If you’re good at something, it should be easier for you, right? But I agree with Thomas Mann. If writing is easy for you, then you’re almost certainly not a writer. (The photo above is Mann at work.)
A few years ago, I chatted with a colleague who was retiring from his administrative position here at the university. In retirement, he planned to fulfill his lifelong dream of becoming a writer. As soon as we sat down, he said with excitement “I just wrote my first book! And it only took three weeks!” Inside, I groaned. I knew the book would be no good.
This semester, I’m teaching my undergraduate class “The Psychology of Creativity.” Right now we’re studying creative writing. We start by talking about our creativity myth that the author is someone inspired who perseveres and overcomes failure. The myth is that the author has a magical touch. Insights spill out onto the page. But sometimes, authors themselves are guilty of keeping the myth alive. Here’s Edgar Allen Poe:
Most writers, especially poets, want people to think that they compose in a sort of frenzy, in an ecstatic intuition. They really don’t want the public to know how they really write. They keep hidden the fully matured fancies, discarded in despair. They hide the cautious selections and rejections. The painful erasures. This is how it really happens, ninety-nine times out of a hundred. (Poe, 1846)
My advice is to carry around a notebook and write snippets of dialogue or brief descriptions of a scene. The best writers use what researchers call a problem-finding style of creativity–the ideas emerge from doing the work. They don’t know what they’re going to write until they start writing. Writers who use this problem-finding style are more creative than writers who start with an idea in advance (Moore, 1985). Creativity researcher Albert Rothenberg, in his study of writers and poets, found the same thing:
Over and over again, my subjects have told me that they seldom knew what a poem was really “saying” until they were well into the writing or until they had actually finished.
To be a writer, just start writing. Don’t wait for an idea. Don’t look for inspiration. Get out your computer and start typing. Take a tiny notebook everywhere. Keep a notebook in the bathroom on the toilet. Keep another one in the kitchen. Spend at least half of your time reading and editing what you’ve already written. Spend another 25 percent of your time skimming your notebook and looking for something that seems promising. You’ll only write new text 25 percent of the time or less. That adds up to a lot of hours, and that’s why writing is hard. There are no shortcuts.
All quotations are from the book Explaining Creativity: The Science of Human Innovation (second edition)
This blog was originally twice as long. I had several quotations from a New York Times article by Stephen Marche.

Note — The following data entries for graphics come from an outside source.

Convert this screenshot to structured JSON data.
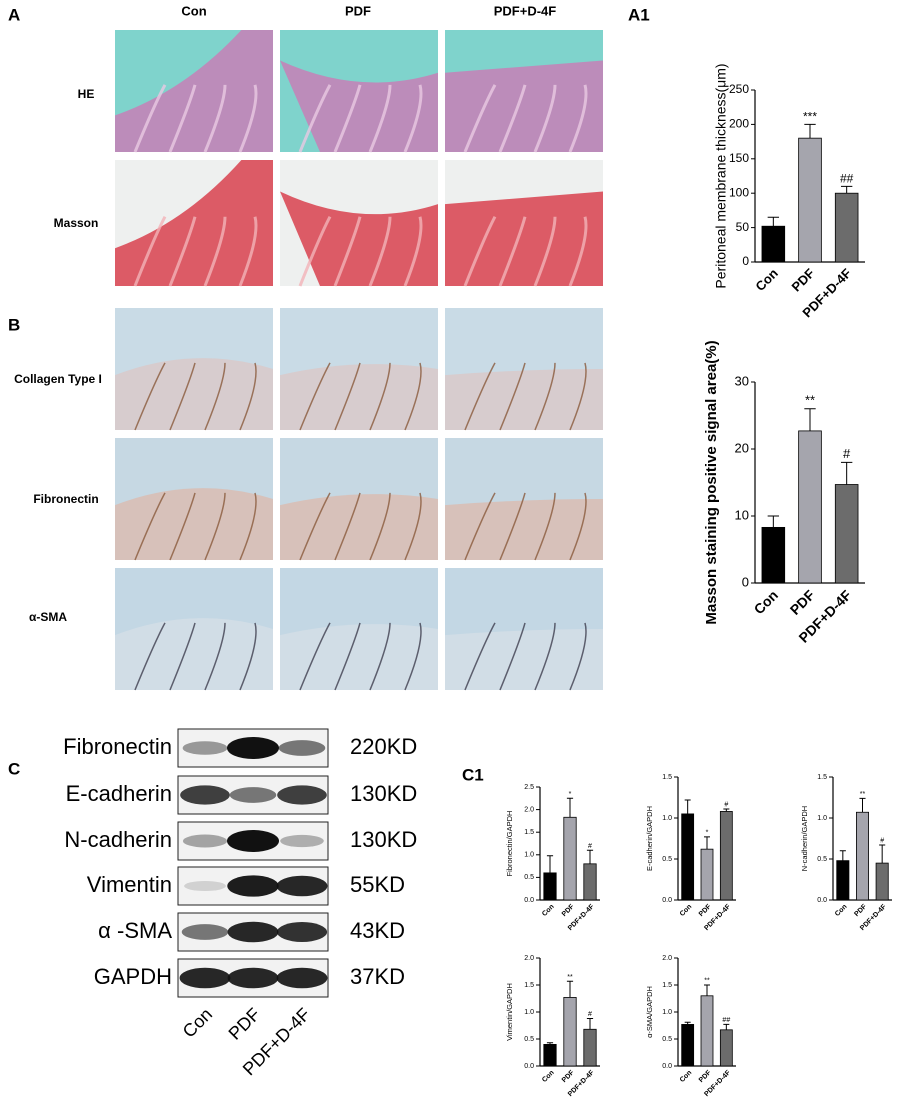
{
  "panels": {
    "A": "A",
    "A1": "A1",
    "B": "B",
    "C": "C",
    "C1": "C1"
  },
  "histology": {
    "columns": [
      "Con",
      "PDF",
      "PDF+D-4F"
    ],
    "rows_a": [
      "HE",
      "Masson"
    ],
    "rows_b": [
      "Collagen Type I",
      "Fibronectin",
      "α-SMA"
    ]
  },
  "western_blot": {
    "proteins": [
      {
        "name": "Fibronectin",
        "size": "220KD"
      },
      {
        "name": "E-cadherin",
        "size": "130KD"
      },
      {
        "name": "N-cadherin",
        "size": "130KD"
      },
      {
        "name": "Vimentin",
        "size": "55KD"
      },
      {
        "name": "α -SMA",
        "size": "43KD"
      },
      {
        "name": "GAPDH",
        "size": "37KD"
      }
    ],
    "lanes": [
      "Con",
      "PDF",
      "PDF+D-4F"
    ]
  },
  "chart_data": [
    {
      "type": "bar",
      "y_label": "Peritoneal membrane thickness(μm)",
      "categories": [
        "Con",
        "PDF",
        "PDF+D-4F"
      ],
      "values": [
        52,
        180,
        100
      ],
      "errors": [
        13,
        20,
        10
      ],
      "colors": [
        "#000000",
        "#a5a5ad",
        "#6c6c6c"
      ],
      "annotations": [
        null,
        "***",
        "##"
      ],
      "ylim": [
        0,
        250
      ],
      "yticks": [
        0,
        50,
        100,
        150,
        200,
        250
      ]
    },
    {
      "type": "bar",
      "y_label": "Masson staining positive signal area(%)",
      "categories": [
        "Con",
        "PDF",
        "PDF+D-4F"
      ],
      "values": [
        8.3,
        22.7,
        14.7
      ],
      "errors": [
        1.7,
        3.3,
        3.3
      ],
      "colors": [
        "#000000",
        "#a5a5ad",
        "#6c6c6c"
      ],
      "annotations": [
        null,
        "**",
        "#"
      ],
      "ylim": [
        0,
        30
      ],
      "yticks": [
        0,
        10,
        20,
        30
      ]
    },
    {
      "type": "bar",
      "y_label": "Fibronectin/GAPDH",
      "categories": [
        "Con",
        "PDF",
        "PDF+D-4F"
      ],
      "values": [
        0.6,
        1.83,
        0.8
      ],
      "errors": [
        0.38,
        0.42,
        0.3
      ],
      "colors": [
        "#000000",
        "#a5a5ad",
        "#6c6c6c"
      ],
      "annotations": [
        null,
        "*",
        "#"
      ],
      "ylim": [
        0,
        2.5
      ],
      "yticks": [
        {
          "value": 0,
          "label": "0.0"
        },
        0.5,
        {
          "value": 1,
          "label": "1.0"
        },
        1.5,
        {
          "value": 2,
          "label": "2.0"
        },
        2.5
      ]
    },
    {
      "type": "bar",
      "y_label": "E-cadherin/GAPDH",
      "categories": [
        "Con",
        "PDF",
        "PDF+D-4F"
      ],
      "values": [
        1.05,
        0.62,
        1.08
      ],
      "errors": [
        0.17,
        0.15,
        0.03
      ],
      "colors": [
        "#000000",
        "#a5a5ad",
        "#6c6c6c"
      ],
      "annotations": [
        null,
        "*",
        "#"
      ],
      "ylim": [
        0,
        1.5
      ],
      "yticks": [
        {
          "value": 0,
          "label": "0.0"
        },
        0.5,
        {
          "value": 1,
          "label": "1.0"
        },
        1.5
      ]
    },
    {
      "type": "bar",
      "y_label": "N-cadherin/GAPDH",
      "categories": [
        "Con",
        "PDF",
        "PDF+D-4F"
      ],
      "values": [
        0.48,
        1.07,
        0.45
      ],
      "errors": [
        0.12,
        0.17,
        0.22
      ],
      "colors": [
        "#000000",
        "#a5a5ad",
        "#6c6c6c"
      ],
      "annotations": [
        null,
        "**",
        "#"
      ],
      "ylim": [
        0,
        1.5
      ],
      "yticks": [
        {
          "value": 0,
          "label": "0.0"
        },
        0.5,
        {
          "value": 1,
          "label": "1.0"
        },
        1.5
      ]
    },
    {
      "type": "bar",
      "y_label": "Vimentin/GAPDH",
      "categories": [
        "Con",
        "PDF",
        "PDF+D-4F"
      ],
      "values": [
        0.4,
        1.27,
        0.68
      ],
      "errors": [
        0.03,
        0.3,
        0.2
      ],
      "colors": [
        "#000000",
        "#a5a5ad",
        "#6c6c6c"
      ],
      "annotations": [
        null,
        "**",
        "#"
      ],
      "ylim": [
        0,
        2
      ],
      "yticks": [
        {
          "value": 0,
          "label": "0.0"
        },
        0.5,
        {
          "value": 1,
          "label": "1.0"
        },
        1.5,
        {
          "value": 2,
          "label": "2.0"
        }
      ]
    },
    {
      "type": "bar",
      "y_label": "α-SMA/GAPDH",
      "categories": [
        "Con",
        "PDF",
        "PDF+D-4F"
      ],
      "values": [
        0.77,
        1.3,
        0.67
      ],
      "errors": [
        0.04,
        0.2,
        0.1
      ],
      "colors": [
        "#000000",
        "#a5a5ad",
        "#6c6c6c"
      ],
      "annotations": [
        null,
        "**",
        "##"
      ],
      "ylim": [
        0,
        2
      ],
      "yticks": [
        {
          "value": 0,
          "label": "0.0"
        },
        0.5,
        {
          "value": 1,
          "label": "1.0"
        },
        1.5,
        {
          "value": 2,
          "label": "2.0"
        }
      ]
    }
  ]
}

Marche’s article inspired me to write this blog post. But by the time I was halfway through, I had ended up deleting all references to the blog post. Don’t fall in love with your writing. Let the words go when you don’t need them any more.
2 thoughts on “How to Know if You’re a Writer”
Careful re jazz musicians. They know something.
Actually, the reality of the writing process you outline here is closely analogous to the jazz musician’s journey of practice and search for new forms of creativity. So, when actually playing in a public concert, most musicians may be improvising in the moment but there is much ‘woodshedding’ required by almost all brilliant jazz artists. Even for Miles Davis, Duke Ellington and Louis Armstrong, to name just 3 of our giants.
Absolutely! Jazz requires practice and there’s a lot of expertise involved. I agree it’s like writing–there’s the same sort of myth that “jazz players are just untrained musicians who have lots of soul and inspiration” and it’s the same sort of contrast with the reality, which is putting in the time to know what you’re doing. There’s a difference between jazz and writing, though–pretty much anyone who’s literate can write _something_ that at least makes sense. But you can’t play jazz, even badly, without a lot of specialized knowledge.